EVVAI E TUJU: QUANTO CUSTA COMER NOS ÚNICOS RESTAURANTES COM 3 ESTRELAS MICHELIN DO BRASIL

Casas paulistanas entram para a história e colocam o Brasil no topo da gastronomia latino-americana


Os restaurantes Evvai e Tuju conquistaram três estrelas Michelin e fizeram história como os primeiros da América Latina com essa distinção máxima. A experiência é sofisticada, sensorial e, claro, tem preço à altura. Os menus degustação chegam a custar até R$ 1500 por pessoa.

Tem notícia que chega mansa. E tem notícia que entra pela porta da frente, com aplauso e taça levantada. Foi assim com Evvai e Tuju, que agora carregam três estrelas Michelin no peito, feito medalha de guerra conquistada no fogo alto da cozinha.

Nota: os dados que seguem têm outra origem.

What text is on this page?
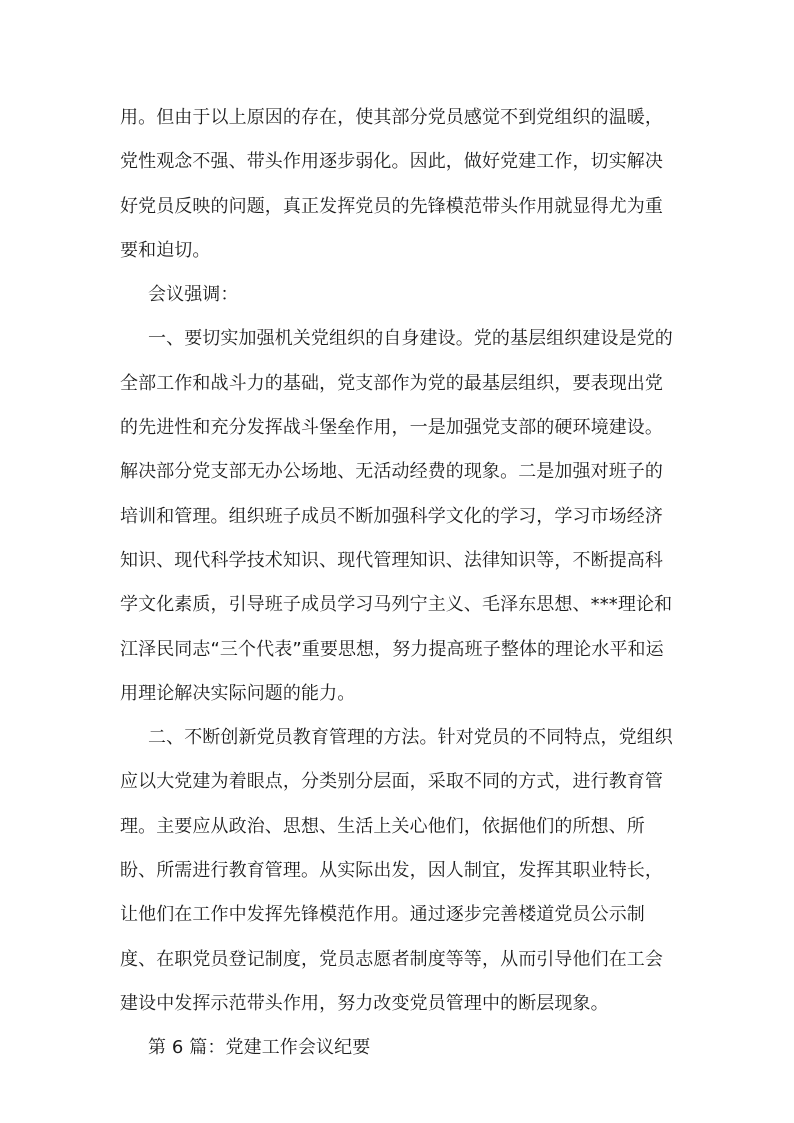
用。但由于以上原因的存在，使其部分党员感觉不到党组织的温暖，党性观念不强、带头作用逐步弱化。因此，做好党建工作，切实解决好党员反映的问题，真正发挥党员的先锋模范带头作用就显得尤为重要和迫切。

会议强调：

一、要切实加强机关党组织的自身建设。党的基层组织建设是党的全部工作和战斗力的基础，党支部作为党的最基层组织，要表现出党的先进性和充分发挥战斗堡垒作用，一是加强党支部的硬环境建设。解决部分党支部无办公场地、无活动经费的现象。二是加强对班子的培训和管理。组织班子成员不断加强科学文化的学习，学习市场经济知识、现代科学技术知识、现代管理知识、法律知识等，不断提高科学文化素质，引导班子成员学习马列宁主义、毛泽东思想、***理论和江泽民同志“三个代表”重要思想，努力提高班子整体的理论水平和运用理论解决实际问题的能力。

二、不断创新党员教育管理的方法。针对党员的不同特点，党组织应以大党建为着眼点，分类别分层面，采取不同的方式，进行教育管理。主要应从政治、思想、生活上关心他们，依据他们的所想、所盼、所需进行教育管理。从实际出发，因人制宜，发挥其职业特长，让他们在工作中发挥先锋模范作用。通过逐步完善楼道党员公示制度、在职党员登记制度，党员志愿者制度等等，从而引导他们在工会建设中发挥示范带头作用，努力改变党员管理中的断层现象。

第 6 篇：党建工作会议纪要
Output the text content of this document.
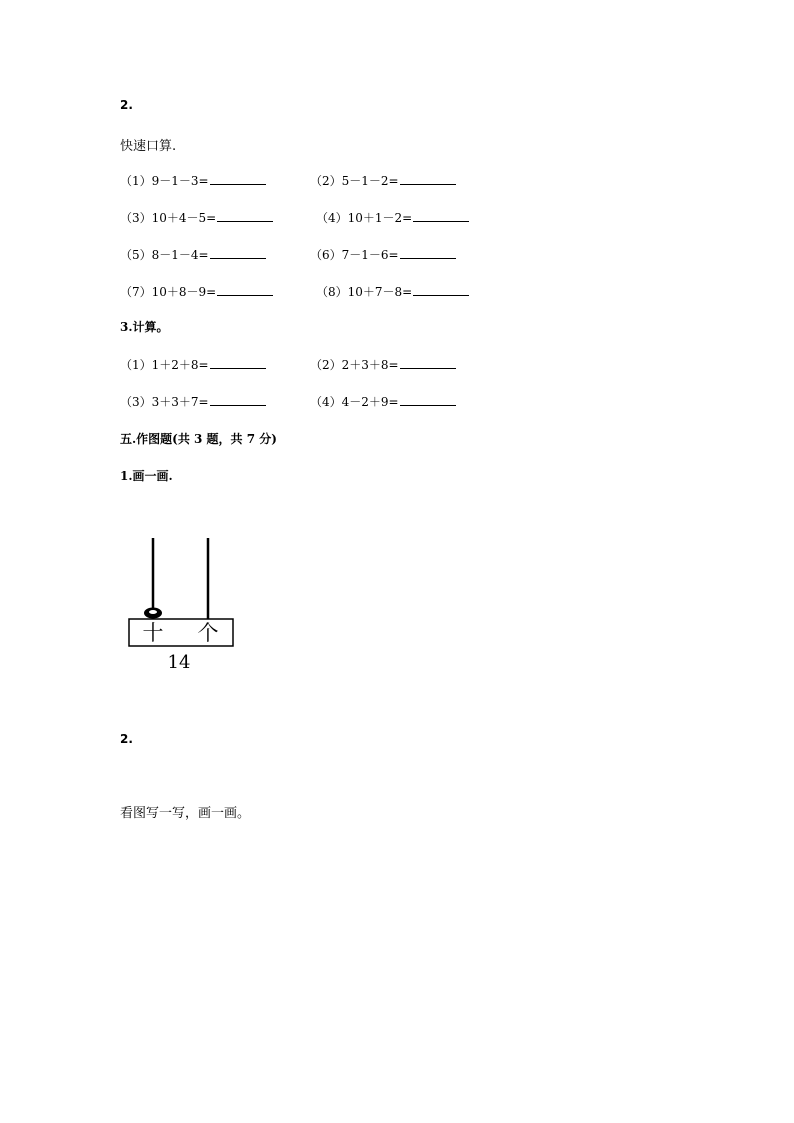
2.
快速口算.
（1）9－1－3=	（2）5－1－2=
（3）10＋4－5=	（4）10＋1－2=
（5）8－1－4=	（6）7－1－6=
（7）10＋8－9=	（8）10＋7－8=
3.计算。
（1）1＋2＋8=	（2）2＋3＋8=
（3）3＋3＋7=	（4）4－2＋9=
五.作图题(共 3 题，共 7 分)
1.画一画.
十 个
14
2.
看图写一写，画一画。
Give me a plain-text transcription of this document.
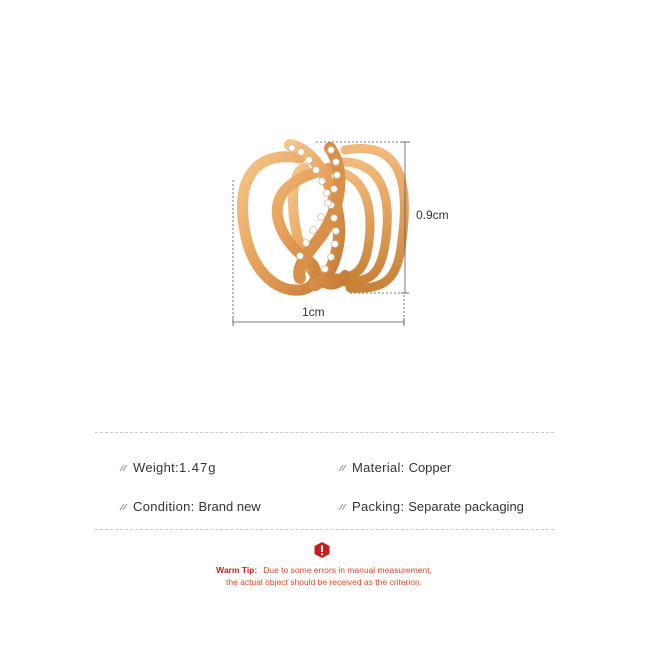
0.9cm
1cm
Weight: 1.47g	Material: Copper
Condition: Brand new	Packing: Separate packaging
Warm Tip: Due to some errors in manual measurement,
the actual object should be received as the criterion.
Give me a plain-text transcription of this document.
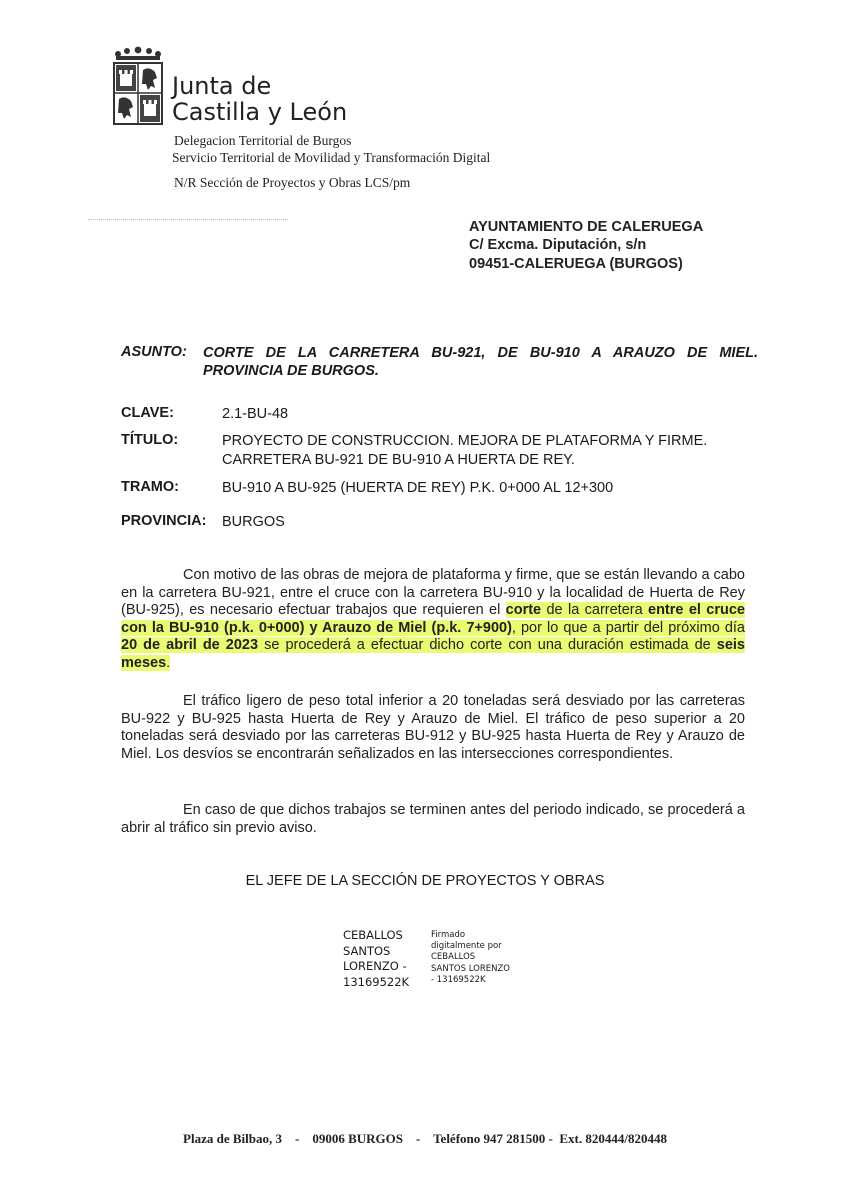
Junta de
Castilla y León
Delegacion Territorial de Burgos
Servicio Territorial de Movilidad y Transformación Digital
N/R Sección de Proyectos y Obras LCS/pm
AYUNTAMIENTO DE CALERUEGA
C/ Excma. Diputación, s/n
09451-CALERUEGA (BURGOS)
ASUNTO: CORTE DE LA CARRETERA BU-921, DE BU-910 A ARAUZO DE MIEL. PROVINCIA DE BURGOS.
CLAVE:	2.1-BU-48
TÍTULO:	PROYECTO DE CONSTRUCCION. MEJORA DE PLATAFORMA Y FIRME.
CARRETERA BU-921 DE BU-910 A HUERTA DE REY.
TRAMO:	BU-910 A BU-925 (HUERTA DE REY) P.K. 0+000 AL 12+300
PROVINCIA: BURGOS
Con motivo de las obras de mejora de plataforma y firme, que se están llevando a cabo en la carretera BU-921, entre el cruce con la carretera BU-910 y la localidad de Huerta de Rey (BU-925), es necesario efectuar trabajos que requieren el corte de la carretera entre el cruce con la BU-910 (p.k. 0+000) y Arauzo de Miel (p.k. 7+900), por lo que a partir del próximo día 20 de abril de 2023 se procederá a efectuar dicho corte con una duración estimada de seis meses.
El tráfico ligero de peso total inferior a 20 toneladas será desviado por las carreteras BU-922 y BU-925 hasta Huerta de Rey y Arauzo de Miel. El tráfico de peso superior a 20 toneladas será desviado por las carreteras BU-912 y BU-925 hasta Huerta de Rey y Arauzo de Miel. Los desvíos se encontrarán señalizados en las intersecciones correspondientes.
En caso de que dichos trabajos se terminen antes del periodo indicado, se procederá a abrir al tráfico sin previo aviso.
EL JEFE DE LA SECCIÓN DE PROYECTOS Y OBRAS
CEBALLOS
SANTOS
LORENZO -
13169522K
Firmado
digitalmente por
CEBALLOS
SANTOS LORENZO
- 13169522K
Plaza de Bilbao, 3    -    09006 BURGOS    -    Teléfono 947 281500 -  Ext. 820444/820448
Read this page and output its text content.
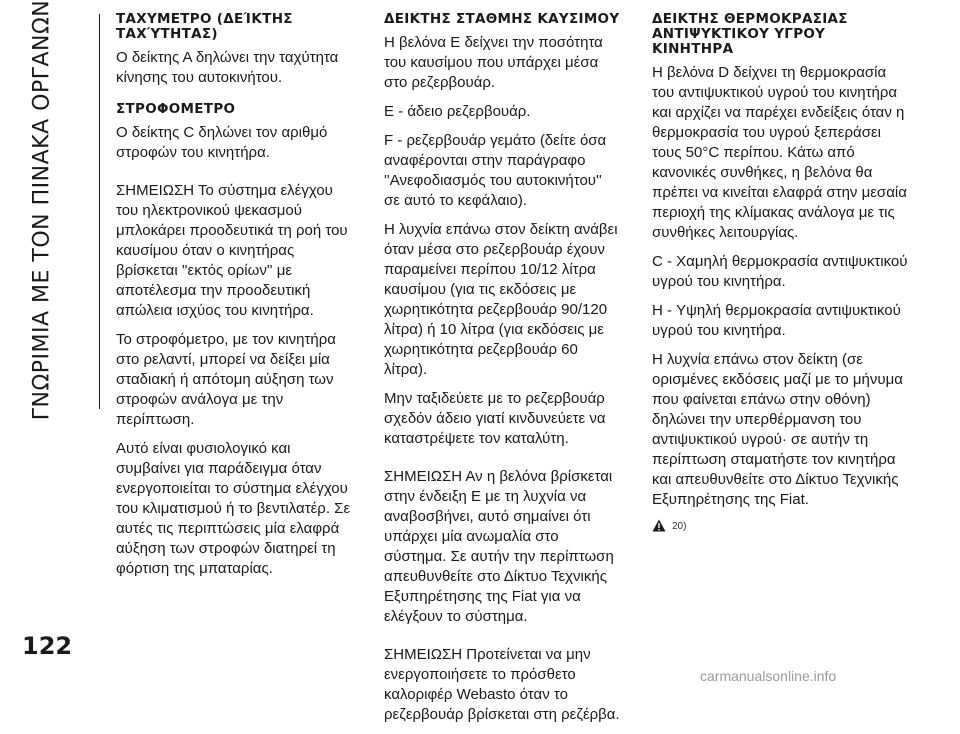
ΓΝΩΡΙΜΙΑ ΜΕ ΤΟΝ ΠΙΝΑΚΑ ΟΡΓΑΝΩΝ	ΤΑΧΥΜΕΤΡΟ (ΔΕΊΚΤΗΣ ΤΑΧΎΤΗΤΑΣ)

Ο δείκτης Α δηλώνει την ταχύτητα κίνησης του αυτοκινήτου.

ΣΤΡΟΦΟΜΕΤΡΟ

Ο δείκτης C δηλώνει τον αριθμό στροφών του κινητήρα.

ΣΗΜΕΙΩΣΗ Το σύστημα ελέγχου του ηλεκτρονικού ψεκασμού μπλοκάρει προοδευτικά τη ροή του καυσίμου όταν ο κινητήρας βρίσκεται ''εκτός ορίων'' με αποτέλεσμα την προοδευτική απώλεια ισχύος του κινητήρα.

Το στροφόμετρο, με τον κινητήρα στο ρελαντί, μπορεί να δείξει μία σταδιακή ή απότομη αύξηση των στροφών ανάλογα με την περίπτωση.

Αυτό είναι φυσιολογικό και συμβαίνει για παράδειγμα όταν ενεργοποιείται το σύστημα ελέγχου του κλιματισμού ή το βεντιλατέρ. Σε αυτές τις περιπτώσεις μία ελαφρά αύξηση των στροφών διατηρεί τη φόρτιση της μπαταρίας.

ΔΕΙΚΤΗΣ ΣΤΑΘΜΗΣ ΚΑΥΣΙΜΟΥ

Η βελόνα Ε δείχνει την ποσότητα του καυσίμου που υπάρχει μέσα στο ρεζερβουάρ.

E - άδειο ρεζερβουάρ.

F - ρεζερβουάρ γεμάτο (δείτε όσα αναφέρονται στην παράγραφο ''Ανεφοδιασμός του αυτοκινήτου'' σε αυτό το κεφάλαιο).

Η λυχνία επάνω στον δείκτη ανάβει όταν μέσα στο ρεζερβουάρ έχουν παραμείνει περίπου 10/12 λίτρα καυσίμου (για τις εκδόσεις με χωρητικότητα ρεζερβουάρ 90/120 λίτρα) ή 10 λίτρα (για εκδόσεις με χωρητικότητα ρεζερβουάρ 60 λίτρα).

Μην ταξιδεύετε με το ρεζερβουάρ σχεδόν άδειο γιατί κινδυνεύετε να καταστρέψετε τον καταλύτη.

ΣΗΜΕΙΩΣΗ Αν η βελόνα βρίσκεται στην ένδειξη E με τη λυχνία να αναβοσβήνει, αυτό σημαίνει ότι υπάρχει μία ανωμαλία στο σύστημα. Σε αυτήν την περίπτωση απευθυνθείτε στο Δίκτυο Τεχνικής Εξυπηρέτησης της Fiat για να ελέγξουν το σύστημα.

ΣΗΜΕΙΩΣΗ Προτείνεται να μην ενεργοποιήσετε το πρόσθετο καλοριφέρ Webasto όταν το ρεζερβουάρ βρίσκεται στη ρεζέρβα.

ΔΕΙΚΤΗΣ ΘΕΡΜΟΚΡΑΣΙΑΣ ΑΝΤΙΨΥΚΤΙΚΟΥ ΥΓΡΟΥ ΚΙΝΗΤΗΡΑ

Η βελόνα D δείχνει τη θερμοκρασία του αντιψυκτικού υγρού του κινητήρα και αρχίζει να παρέχει ενδείξεις όταν η θερμοκρασία του υγρού ξεπεράσει τους 50°C περίπου. Κάτω από κανονικές συνθήκες, η βελόνα θα πρέπει να κινείται ελαφρά στην μεσαία περιοχή της κλίμακας ανάλογα με τις συνθήκες λειτουργίας.

C - Χαμηλή θερμοκρασία αντιψυκτικού υγρού του κινητήρα.

H - Υψηλή θερμοκρασία αντιψυκτικού υγρού του κινητήρα.

Η λυχνία επάνω στον δείκτη (σε ορισμένες εκδόσεις μαζί με το μήνυμα που φαίνεται επάνω στην οθόνη) δηλώνει την υπερθέρμανση του αντιψυκτικού υγρού· σε αυτήν τη περίπτωση σταματήστε τον κινητήρα και απευθυνθείτε στο Δίκτυο Τεχνικής Εξυπηρέτησης της Fiat.

20)
122
carmanualsonline.info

A premiação aconteceu na cerimônia do Guia Michelin Rio de Janeiro & São Paulo e colocou o Brasil em um lugar que, até então, parecia distante. Somos o primeiro país da América Latina com dois restaurantes nesse nível. Não é pouca coisa. É prato cheio de história.

Enquanto isso, o restaurante Madame Olympe, comandado pelo chef Claude Troisgros, também brilhou e conquistou sua primeira estrela, apenas oito meses após abrir as portas. Um feito respeitável, quase como estrear já marcando gol de placa.

Agora vamos ao que interessa, porque beleza enche os olhos, mas é o bolso que decide.

QUANTO CUSTA COMER NO EVVAI

Sob o comando do chef Luiz Filipe Souza, o Evvai trabalha uma cozinha que dança entre Brasil e Itália, sem pedir licença.

O menu degustação tem 13 etapas e custa R$ 1150 por pessoa.

É uma experiência que mistura tradição e ousadia, com pratos que podem trazer língua, rabo, javali, pato e até enguia. Aqui não tem medo de sabor. Tem respeito pela cozinha raiz e coragem pra reinventar.

O funcionamento é só com reserva, de terça a sábado. Nada de improviso. Aqui, cada detalhe é calculado como relógio suíço.

QUANTO CUSTA COMER NO TUJU

Já o Tuju, comandado pelo chef Ivan Ralston, segue uma linha mais conectada ao tempo e à terra.

O menu degustação custa R$ 1500 por pessoa, com 10 etapas que mudam conforme as estações.

Nada ali é por acaso. O restaurante organiza seu cardápio em ciclos naturais chamados de Umidade, Chuva, Seca e Ventania. É cozinha que observa o céu antes de ir pro fogão.

Os pratos valorizam ingredientes frescos e de origem próxima. Nesta fase, aparecem elementos como ostra, lula, ouriço e caviar. É o tipo de lugar onde cada garfada parece ter sido pensada semanas antes de chegar ao prato.

VALE A EXPERIÊNCIA?

Aqui não é sobre matar a fome. É sobre viver um momento.

Comer em um restaurante três estrelas Michelin é quase como assistir a um espetáculo. Você não vai só pelo prato. Vai pelo ritual, pela história, pelo silêncio respeitoso entre uma etapa e outra.

É caro? Sem dúvida.

Mas também é raro. E o raro, meu amigo, quase sempre cobra ingresso alto.